# 1977 USAMO Problems/Problem 1

## Problem

Determine all pairs of positive integers $(m,n)$ such that $(1+x^n+x^{2n}+\cdots+x^{mn})$ is divisible by $(1+x+x^2+\cdots+x^{m})$.

## Solution 1

Denote the first and larger polynomial to be $f(x)$ and the second one to be $g(x)$. In order for $f(x)$ to be divisible by $g(x)$ they must have the same roots. The roots of $g(x)$ are the (m+1)th roots of unity, except for 1. When plugging into $f(x)$, the root of unity is a root of $f(x)$ if and only if the terms $x^n, x^{2n}, x^{3n}, \cdots x^{mn}$ all represent a different (m+1)th root of unity not equal to 1.

Note that if $\\gcd(m+1,n)=1$, the numbers $n, 2n, 3n, \cdots, mn$ represent a complete set of residues minus 0 modulo $m+1$. However, if $gcd(m+1,n)=a$ not equal to 1, then $\frac{(m+1)(n)}{a}$ is congruent to $0 \pmod {m+1}$ and thus a complete set is not formed.
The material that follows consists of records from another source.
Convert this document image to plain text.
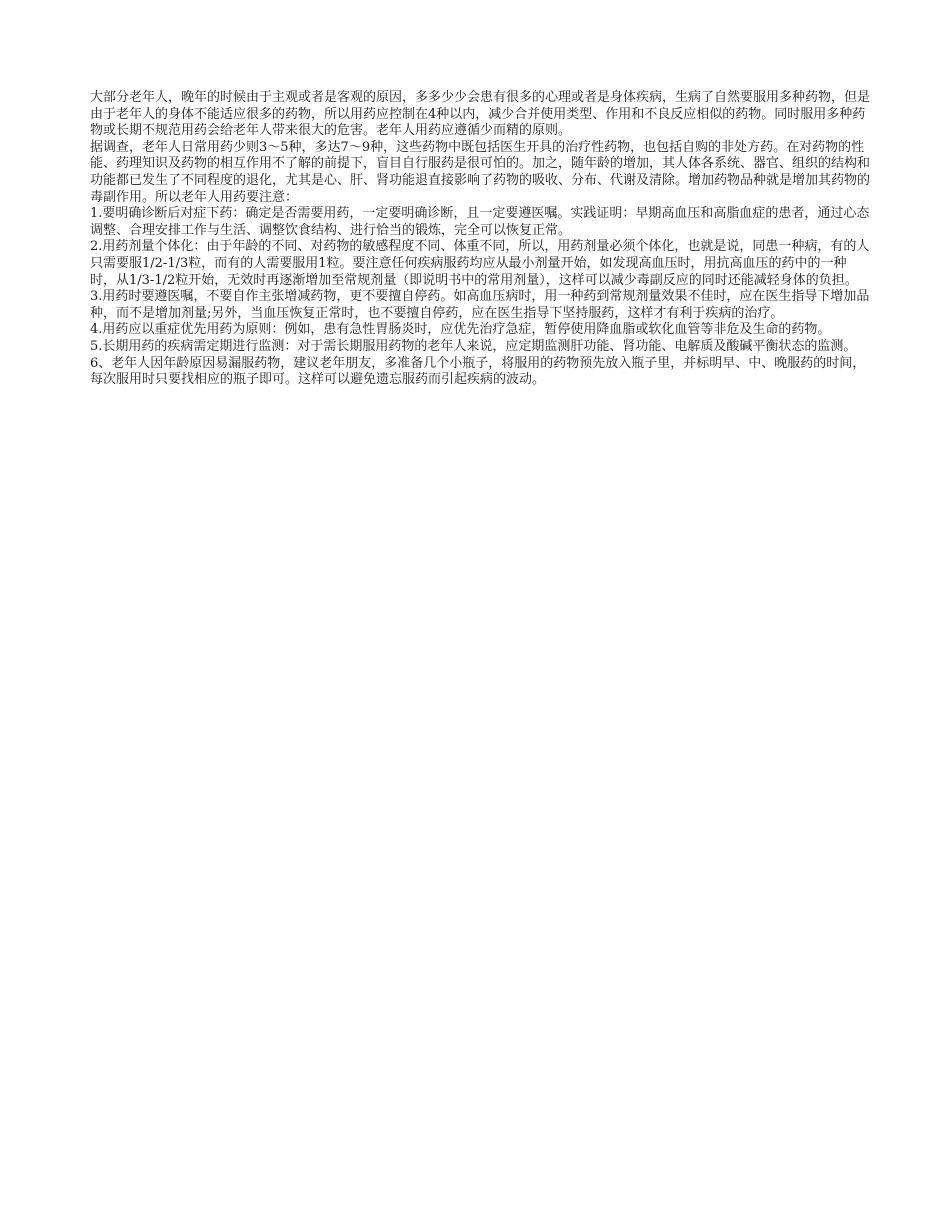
大部分老年人，晚年的时候由于主观或者是客观的原因，多多少少会患有很多的心理或者是身体疾病，生病了自然要服用多种药物，但是由于老年人的身体不能适应很多的药物，所以用药应控制在4种以内，减少合并使用类型、作用和不良反应相似的药物。同时服用多种药物或长期不规范用药会给老年人带来很大的危害。老年人用药应遵循少而精的原则。

据调查，老年人日常用药少则3～5种，多达7～9种，这些药物中既包括医生开具的治疗性药物，也包括自购的非处方药。在对药物的性能、药理知识及药物的相互作用不了解的前提下，盲目自行服药是很可怕的。加之，随年龄的增加，其人体各系统、器官、组织的结构和功能都已发生了不同程度的退化，尤其是心、肝、肾功能退直接影响了药物的吸收、分布、代谢及清除。增加药物品种就是增加其药物的毒副作用。所以老年人用药要注意：

1.要明确诊断后对症下药：确定是否需要用药，一定要明确诊断，且一定要遵医嘱。实践证明：早期高血压和高脂血症的患者，通过心态调整、合理安排工作与生活、调整饮食结构、进行恰当的锻炼，完全可以恢复正常。

2.用药剂量个体化：由于年龄的不同、对药物的敏感程度不同、体重不同，所以，用药剂量必须个体化，也就是说，同患一种病，有的人只需要服1/2-1/3粒，而有的人需要服用1粒。要注意任何疾病服药均应从最小剂量开始，如发现高血压时，用抗高血压的药中的一种时，从1/3-1/2粒开始，无效时再逐渐增加至常规剂量（即说明书中的常用剂量），这样可以减少毒副反应的同时还能减轻身体的负担。

3.用药时要遵医嘱，不要自作主张增减药物，更不要擅自停药。如高血压病时，用一种药到常规剂量效果不佳时，应在医生指导下增加品种，而不是增加剂量;另外，当血压恢复正常时，也不要擅自停药，应在医生指导下坚持服药，这样才有利于疾病的治疗。

4.用药应以重症优先用药为原则：例如，患有急性胃肠炎时，应优先治疗急症，暂停使用降血脂或软化血管等非危及生命的药物。

5.长期用药的疾病需定期进行监测：对于需长期服用药物的老年人来说，应定期监测肝功能、肾功能、电解质及酸碱平衡状态的监测。

6、老年人因年龄原因易漏服药物，建议老年朋友，多准备几个小瓶子，将服用的药物预先放入瓶子里，并标明早、中、晚服药的时间，每次服用时只要找相应的瓶子即可。这样可以避免遗忘服药而引起疾病的波动。
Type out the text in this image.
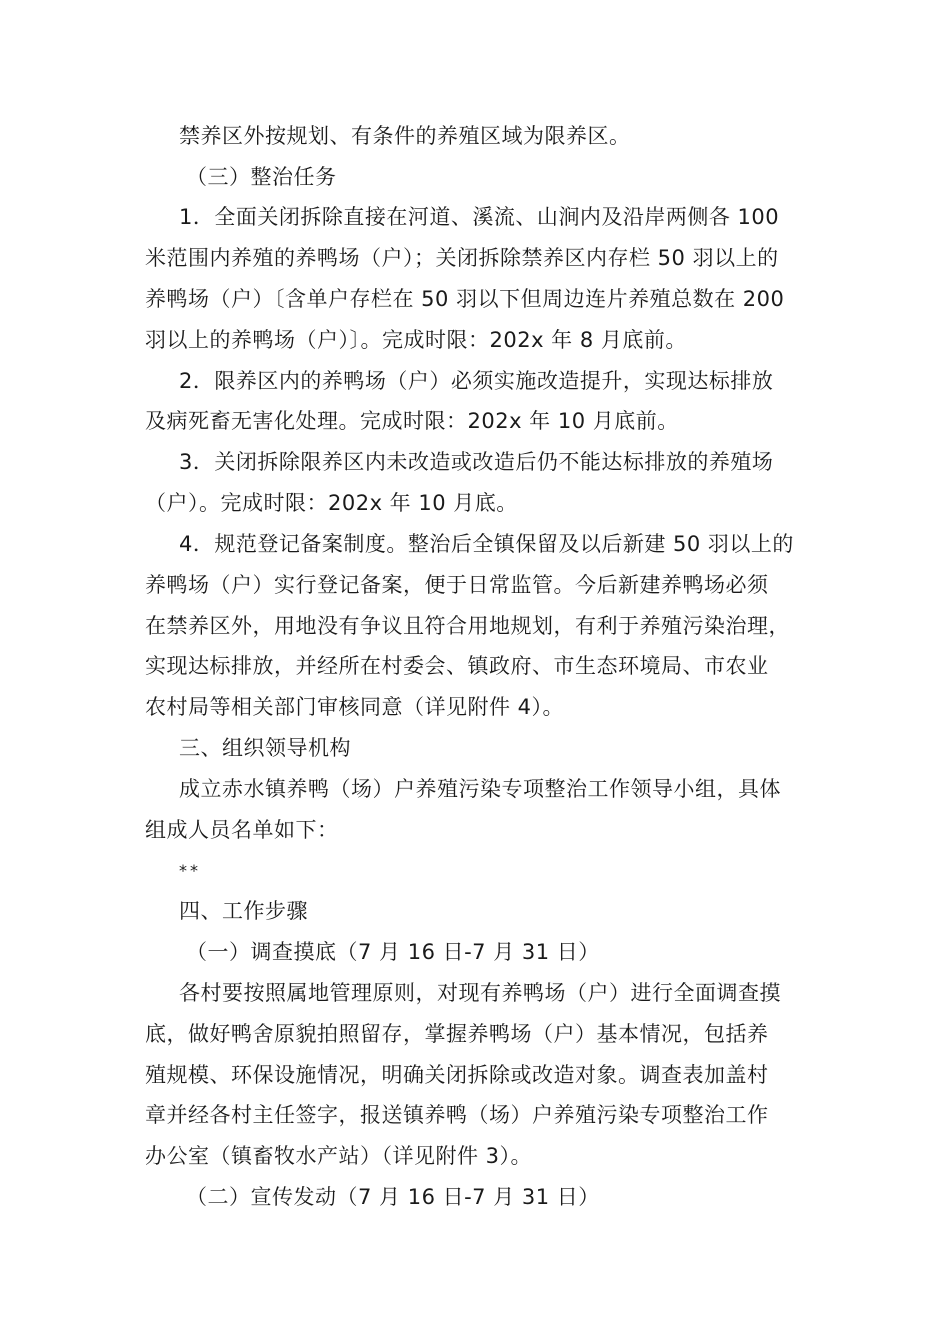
禁养区外按规划、有条件的养殖区域为限养区。
（三）整治任务
1．全面关闭拆除直接在河道、溪流、山涧内及沿岸两侧各 100
米范围内养殖的养鸭场（户）；关闭拆除禁养区内存栏 50 羽以上的
养鸭场（户）〔含单户存栏在 50 羽以下但周边连片养殖总数在 200
羽以上的养鸭场（户）〕。完成时限：202x 年 8 月底前。
2．限养区内的养鸭场（户）必须实施改造提升，实现达标排放
及病死畜无害化处理。完成时限：202x 年 10 月底前。
3．关闭拆除限养区内未改造或改造后仍不能达标排放的养殖场
（户）。完成时限：202x 年 10 月底。
4．规范登记备案制度。整治后全镇保留及以后新建 50 羽以上的
养鸭场（户）实行登记备案，便于日常监管。今后新建养鸭场必须
在禁养区外，用地没有争议且符合用地规划，有利于养殖污染治理，
实现达标排放，并经所在村委会、镇政府、市生态环境局、市农业
农村局等相关部门审核同意（详见附件 4）。
三、组织领导机构
成立赤水镇养鸭（场）户养殖污染专项整治工作领导小组，具体
组成人员名单如下：
**
四、工作步骤
（一）调查摸底（7 月 16 日-7 月 31 日）
各村要按照属地管理原则，对现有养鸭场（户）进行全面调查摸
底，做好鸭舍原貌拍照留存，掌握养鸭场（户）基本情况，包括养
殖规模、环保设施情况，明确关闭拆除或改造对象。调查表加盖村
章并经各村主任签字，报送镇养鸭（场）户养殖污染专项整治工作
办公室（镇畜牧水产站）（详见附件 3）。
（二）宣传发动（7 月 16 日-7 月 31 日）
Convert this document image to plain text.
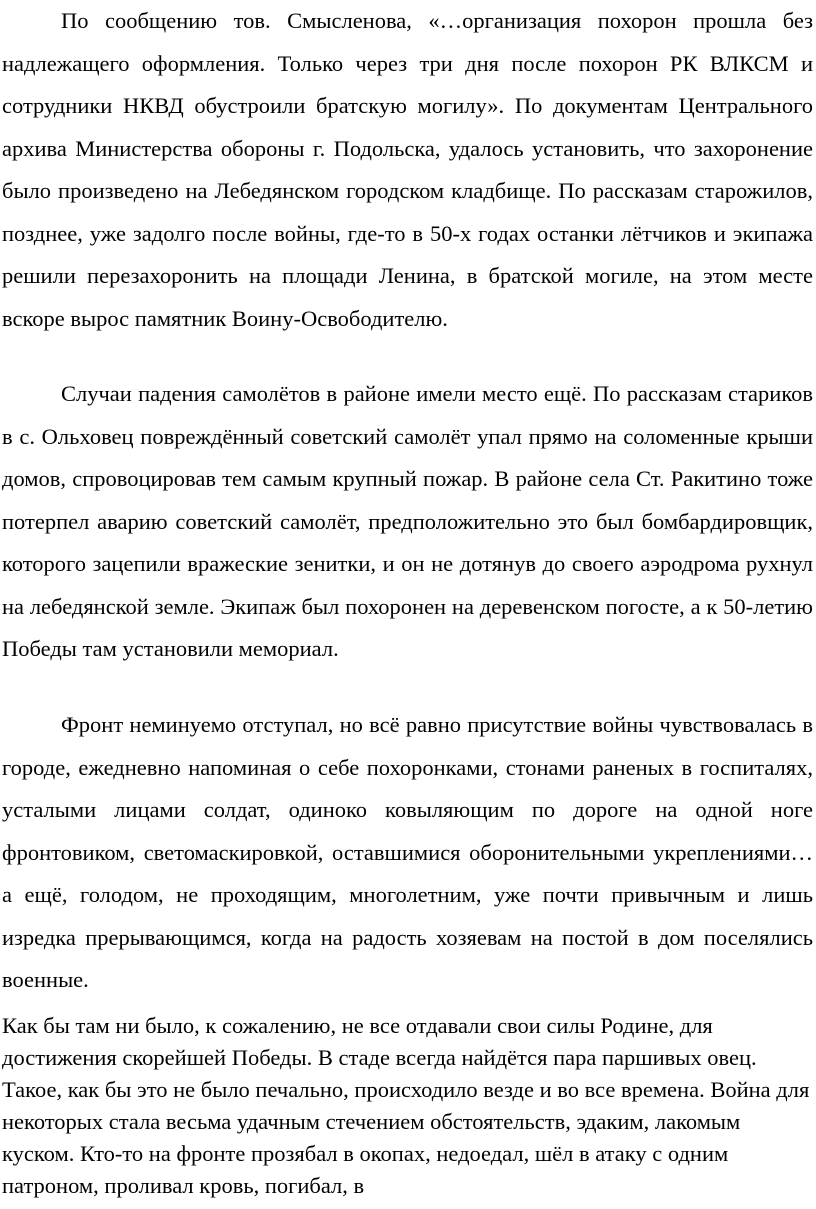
По сообщению тов. Смысленова, «…организация похорон прошла без надлежащего оформления. Только через три дня после похорон РК ВЛКСМ и сотрудники НКВД обустроили братскую могилу». По документам Центрального архива Министерства обороны г. Подольска, удалось установить, что захоронение было произведено на Лебедянском городском кладбище. По рассказам старожилов, позднее, уже задолго после войны, где-то в 50-х годах останки лётчиков и экипажа решили перезахоронить на площади Ленина, в братской могиле, на этом месте вскоре вырос памятник Воину-Освободителю.

Случаи падения самолётов в районе имели место ещё. По рассказам стариков в с. Ольховец повреждённый советский самолёт упал прямо на соломенные крыши домов, спровоцировав тем самым крупный пожар. В районе села Ст. Ракитино тоже потерпел аварию советский самолёт, предположительно это был бомбардировщик, которого зацепили вражеские зенитки, и он не дотянув до своего аэродрома рухнул на лебедянской земле. Экипаж был похоронен на деревенском погосте, а к 50-летию Победы там установили мемориал.

Фронт неминуемо отступал, но всё равно присутствие войны чувствовалась в городе, ежедневно напоминая о себе похоронками, стонами раненых в госпиталях, усталыми лицами солдат, одиноко ковыляющим по дороге на одной ноге фронтовиком, светомаскировкой, оставшимися оборонительными укреплениями… а ещё, голодом, не проходящим, многолетним, уже почти привычным и лишь изредка прерывающимся, когда на радость хозяевам на постой в дом поселялись военные.

Как бы там ни было, к сожалению, не все отдавали свои силы Родине, для достижения скорейшей Победы. В стаде всегда найдётся пара паршивых овец. Такое, как бы это не было печально, происходило везде и во все времена. Война для некоторых стала весьма удачным стечением обстоятельств, эдаким, лакомым куском. Кто-то на фронте прозябал в окопах, недоедал, шёл в атаку с одним патроном, проливал кровь, погибал, в
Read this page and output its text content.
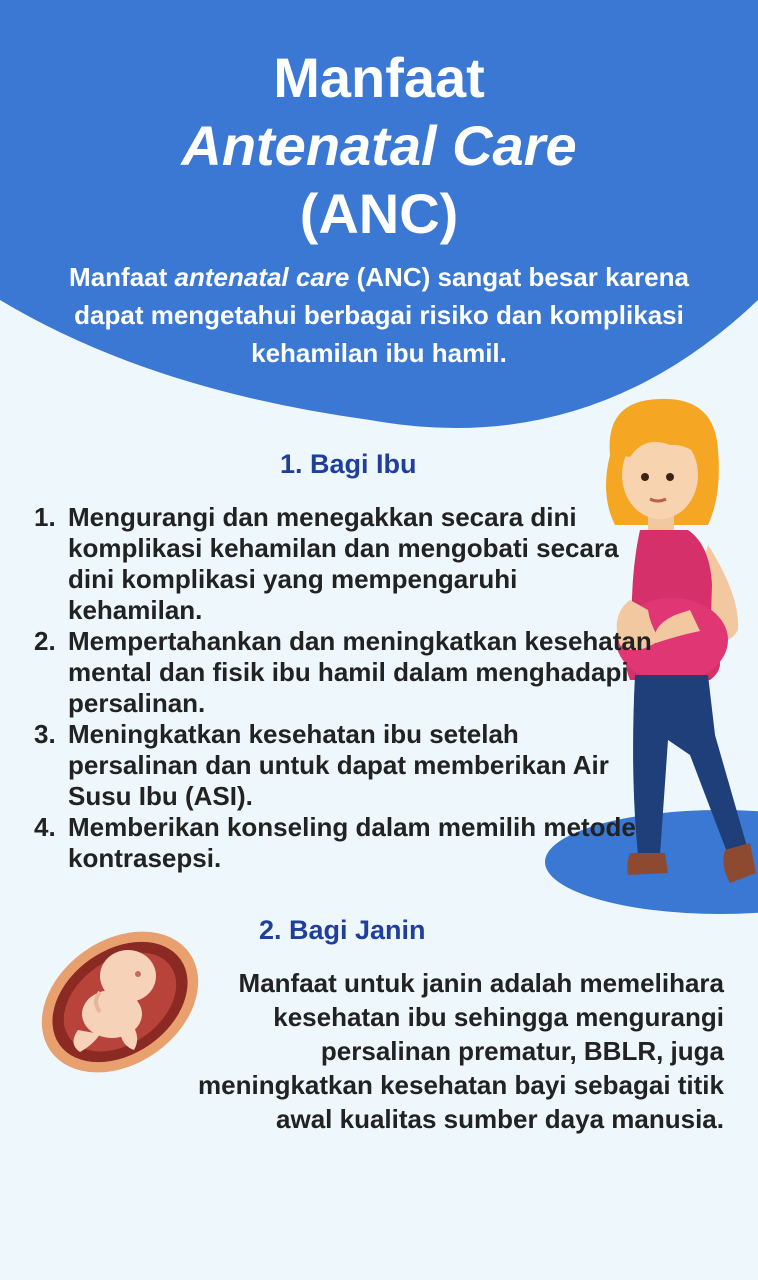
Manfaat
Antenatal Care
(ANC)

Manfaat antenatal care (ANC) sangat besar karena dapat mengetahui berbagai risiko dan komplikasi kehamilan ibu hamil.

1. Bagi Ibu
1. Mengurangi dan menegakkan secara dini komplikasi kehamilan dan mengobati secara dini komplikasi yang mempengaruhi kehamilan.
2. Mempertahankan dan meningkatkan kesehatan mental dan fisik ibu hamil dalam menghadapi persalinan.
3. Meningkatkan kesehatan ibu setelah persalinan dan untuk dapat memberikan Air Susu Ibu (ASI).
4. Memberikan konseling dalam memilih metode kontrasepsi.
2. Bagi Janin

Manfaat untuk janin adalah memelihara kesehatan ibu sehingga mengurangi persalinan prematur, BBLR, juga meningkatkan kesehatan bayi sebagai titik awal kualitas sumber daya manusia.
Therefore, $f(x)$ divides $g(x)$ if and only if $\boxed{\\gcd(m+1,n)=1}.$ $\blacksquare$

## Solution 2

We could instead consider $f(x)$ modulo $g(x)$. Notice that $x^{m+1} = 1 \pmod {g(x)}$, and thus we can reduce the exponents of $f(x)$ to their equivalent modulo $m+1$. We want the resulting $h(x)$ with degree less than $m+1$ to be equal to $g(x)$ (of degree $m$), which implies that the exponents of $f(x)$ must be all different modulo $m+1$. This can only occur if and only if $gcd(m+1, n) = 1$, and this is our answer, as shown in Solution 1.